Öte yandan siyasi uzman Nureddin el-Baba, Suriye'de Türkiye ile İsrail arasında tansiyonun düşeceğini ve öngörülebilir bir gelecekte bir çatışmaya dönüşmeyeceğini düşünüyor. Türkiye’nin Suriye'de askeri üsler kurmasının Türkiye ile İsrail arasında değil, Suriye ile Türkiye arasında bir anlaşmanın yapılmasını gerektirdiğini ifade eden Baba, “Temelde iki taraf arasında bir anlaşma imzalanana kadar iki taraf arasında bir çatışma yok ve her iki taraf da gelecekte çatışma niyetinde değil” değerlendirmesinde bulundu.

Suriye ve İsrail arasında Türkiye'den daha fazla arabuluculuk yapabilecek taraflar olduğunu söyleyen Baba, bu tarafların kimler olduğunu söylemekten kaçındı.

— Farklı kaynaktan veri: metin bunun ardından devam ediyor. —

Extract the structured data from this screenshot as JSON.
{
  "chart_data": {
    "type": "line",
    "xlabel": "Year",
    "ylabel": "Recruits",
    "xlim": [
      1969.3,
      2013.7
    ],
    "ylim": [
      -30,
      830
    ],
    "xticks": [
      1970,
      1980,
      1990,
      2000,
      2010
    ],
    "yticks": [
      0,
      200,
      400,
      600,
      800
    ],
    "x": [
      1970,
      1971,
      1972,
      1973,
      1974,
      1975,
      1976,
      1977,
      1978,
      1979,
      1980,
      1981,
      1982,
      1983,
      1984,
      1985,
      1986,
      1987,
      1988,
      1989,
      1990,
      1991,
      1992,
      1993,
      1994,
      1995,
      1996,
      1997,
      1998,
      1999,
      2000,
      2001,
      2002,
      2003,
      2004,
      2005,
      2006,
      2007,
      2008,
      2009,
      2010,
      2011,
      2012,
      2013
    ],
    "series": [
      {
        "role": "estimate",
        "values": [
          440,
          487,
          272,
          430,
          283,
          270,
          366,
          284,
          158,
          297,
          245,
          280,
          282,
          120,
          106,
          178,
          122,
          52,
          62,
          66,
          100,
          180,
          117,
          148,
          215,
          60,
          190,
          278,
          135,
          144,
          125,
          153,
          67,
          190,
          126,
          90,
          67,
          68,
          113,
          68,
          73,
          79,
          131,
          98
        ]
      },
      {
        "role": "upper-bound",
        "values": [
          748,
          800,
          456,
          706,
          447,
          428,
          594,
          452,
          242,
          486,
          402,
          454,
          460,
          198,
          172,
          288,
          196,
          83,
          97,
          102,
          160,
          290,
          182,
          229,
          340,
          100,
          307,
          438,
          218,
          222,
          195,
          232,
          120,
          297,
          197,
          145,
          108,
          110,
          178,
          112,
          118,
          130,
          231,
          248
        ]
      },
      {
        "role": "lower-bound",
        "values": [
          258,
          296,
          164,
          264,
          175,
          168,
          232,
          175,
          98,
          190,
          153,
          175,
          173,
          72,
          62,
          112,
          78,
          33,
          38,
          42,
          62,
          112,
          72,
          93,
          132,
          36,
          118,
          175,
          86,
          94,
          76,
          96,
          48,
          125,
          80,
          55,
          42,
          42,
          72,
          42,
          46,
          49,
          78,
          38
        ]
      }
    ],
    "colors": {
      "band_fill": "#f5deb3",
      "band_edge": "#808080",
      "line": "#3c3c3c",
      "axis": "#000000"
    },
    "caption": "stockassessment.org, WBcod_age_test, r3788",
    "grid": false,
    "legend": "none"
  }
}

Türk akademisyen ve siyasi uzman Tuşkan Tarık, Ankara ile Tel Aviv arasında olası çatışmaların önlenmesini ve Türkiye tarafından Suriye'nin orta kesimlerinde askeri üsler kurulmasını garanti altına alan bir anlaşma imzalanmasının mümkün olduğunu söyledi. Türkiye ve İsrail arasında Suriye konusunda koordinasyon olduğuna dikkat çeken Tarık, Türkiye'nin Suriye ve İsrail arasında arabulucu rolü oynayabileceğini belirtti.

Türkiye'nin Suriye dosyasındaki en önemli aktörlerden biri olduğu, Şam'ın Türkiye'nin ülkedeki rolünden memnuniyet duyduğu, Türkiye ile stratejik bir ittifak kurmak istediği konusunda hemfikir olan gözlemciler, Ankara ve Tel Aviv arasında doğrudan askeri bir çatışma olmayacağını ve silahların başaramadığını diplomatik yollarla başarabileceklerini vurguladılar.